Peter Pan (live-action film)

  • Accidental Innuendo: "Both hands." Probably doubles as Squick for many.
    • "You'll never make a man out of me!"
  • Awesome Music: Well, the music was after all, composed by James Newton Howard. So awesome that Disney stole it for use in their Disneyland commercials.
    • Just try and not get chills when the kids first fly to Neverland.
  • Draco in Leather Pants: Captain Hook gets this treatment a lot in fanfics, usually just because he's played by Jason Isaacs. He's usually depicted as the Draco to Wendy's Hermione.
  • Ensemble Dark Horse: Slightly.

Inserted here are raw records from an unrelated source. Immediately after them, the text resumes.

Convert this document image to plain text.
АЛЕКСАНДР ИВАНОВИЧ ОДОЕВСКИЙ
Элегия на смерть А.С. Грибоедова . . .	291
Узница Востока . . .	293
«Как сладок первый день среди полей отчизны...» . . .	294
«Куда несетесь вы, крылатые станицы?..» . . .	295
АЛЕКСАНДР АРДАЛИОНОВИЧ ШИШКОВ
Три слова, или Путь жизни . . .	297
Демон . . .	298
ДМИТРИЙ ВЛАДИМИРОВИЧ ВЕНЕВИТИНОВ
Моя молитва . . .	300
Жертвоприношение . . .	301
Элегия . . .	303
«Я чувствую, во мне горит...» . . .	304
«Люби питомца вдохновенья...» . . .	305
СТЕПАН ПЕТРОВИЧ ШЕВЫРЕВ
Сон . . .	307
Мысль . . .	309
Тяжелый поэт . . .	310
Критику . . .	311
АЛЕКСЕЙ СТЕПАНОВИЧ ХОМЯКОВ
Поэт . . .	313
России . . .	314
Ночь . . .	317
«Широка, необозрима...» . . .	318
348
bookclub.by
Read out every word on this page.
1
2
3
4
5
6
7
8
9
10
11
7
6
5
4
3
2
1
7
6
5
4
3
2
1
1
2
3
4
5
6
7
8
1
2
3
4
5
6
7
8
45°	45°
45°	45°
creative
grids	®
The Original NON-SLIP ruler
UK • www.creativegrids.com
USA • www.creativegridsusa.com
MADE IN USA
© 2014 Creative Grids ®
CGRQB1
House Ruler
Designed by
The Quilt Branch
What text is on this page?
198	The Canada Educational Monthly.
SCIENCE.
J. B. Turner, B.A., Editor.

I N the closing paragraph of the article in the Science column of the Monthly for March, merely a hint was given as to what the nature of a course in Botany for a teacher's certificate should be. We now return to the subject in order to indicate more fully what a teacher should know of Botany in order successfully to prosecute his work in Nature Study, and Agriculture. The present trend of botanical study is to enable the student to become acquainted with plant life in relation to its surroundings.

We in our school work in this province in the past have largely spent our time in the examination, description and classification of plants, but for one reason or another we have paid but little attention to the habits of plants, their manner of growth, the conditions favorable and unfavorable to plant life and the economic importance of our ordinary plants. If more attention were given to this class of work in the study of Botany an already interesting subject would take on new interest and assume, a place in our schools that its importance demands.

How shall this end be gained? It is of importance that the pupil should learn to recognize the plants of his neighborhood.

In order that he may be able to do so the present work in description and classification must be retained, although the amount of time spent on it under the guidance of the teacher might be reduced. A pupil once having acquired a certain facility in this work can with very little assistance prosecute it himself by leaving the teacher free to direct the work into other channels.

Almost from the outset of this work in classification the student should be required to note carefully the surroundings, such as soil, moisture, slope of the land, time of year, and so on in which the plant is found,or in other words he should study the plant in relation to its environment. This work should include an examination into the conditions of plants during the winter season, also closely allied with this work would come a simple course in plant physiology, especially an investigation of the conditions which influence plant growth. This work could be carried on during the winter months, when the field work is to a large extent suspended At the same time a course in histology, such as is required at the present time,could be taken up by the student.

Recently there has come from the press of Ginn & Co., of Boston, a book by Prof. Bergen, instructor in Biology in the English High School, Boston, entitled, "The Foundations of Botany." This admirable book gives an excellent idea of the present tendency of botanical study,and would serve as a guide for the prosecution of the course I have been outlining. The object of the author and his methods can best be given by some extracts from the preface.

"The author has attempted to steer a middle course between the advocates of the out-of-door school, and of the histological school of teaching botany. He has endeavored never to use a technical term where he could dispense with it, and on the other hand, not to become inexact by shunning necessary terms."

The actor who plays him admitted to being surprised at having so many fans after doing only one film.
  • Foe Yay: The film turns this Up to Eleven between Hook and Peter.
  • Hilarious in Hindsight: All the talk about Peter being afraid of love and of his own sexuality becomes funny if you know that Jeremy Sumpter went on to star in a notoriously bad Lifetime movie about a teenager getting addicted to internet porn.
  • Jerkass Woobie: Peter. Hook too, to some extent, but this version constantly squanders this sympathy.
  • Nightmare Fuel: The more monstrous portrayal of the mermaids and the only one to date to actually show the stump of Hook's severed arm.
    • Hook's eyes actually do turn red as he attempts to murder an unarmed Peter Pan.
  • No Yay:
    • Sometimes the response to the Hook/Wendy dynamic, including from several professional reviewers. Word of God says they didn't realize when they were shooting just how that was going to look on film.
      • Never mind that it's a pretty accurate portrayal of Wendy's attraction to Hook in the novel.
      • One reviewer didn't have a problem with that as much as with his perception of Hook's attraction to her.
    • The Foe Yay between Hook and Peter can fall into this category, too.
    • One reviewer speculated that a lot of the creepiness could be attributed to the fact that Hook has No Sense of Personal Space with either of them. At all. Jason Isaacs has mentioned in interviews how incredibly uncomfortable some of that was to portray.
  • Tear Jerker: Hook giving Peter a verbal No-Holds-Barred Beatdown, implying Wendy will leave and forget him, in order to break him.
  • Toy Ship: John with Princess Tiger Lily
  • Visual Effects of Awesome: The fairy dance scene in particular.

Peter Pan (musical)

  • Values Dissonance: A ceremony the Indians hold for Peter consists mainly of singing gibberish meant to sound like a native language.

East Of Kensington

  • Alas, Poor Villain: You can't help but feel bad for "The Mysterious Stranger" once it's revealed that he is an old very mentally broken Micheal.
  • Crowning Music of Awesome: As depressing as the background music in this film is you can't deny it's beauty.
  • Rewatch Bonus: Watch it a second time and pay close attention to the camera angels, walls, the things the characters look at and you'll see a whole lot of foreshadowing.
    • A good example would be the bells on the nursery room window.
  • Tear Jerker: The whole damned thing.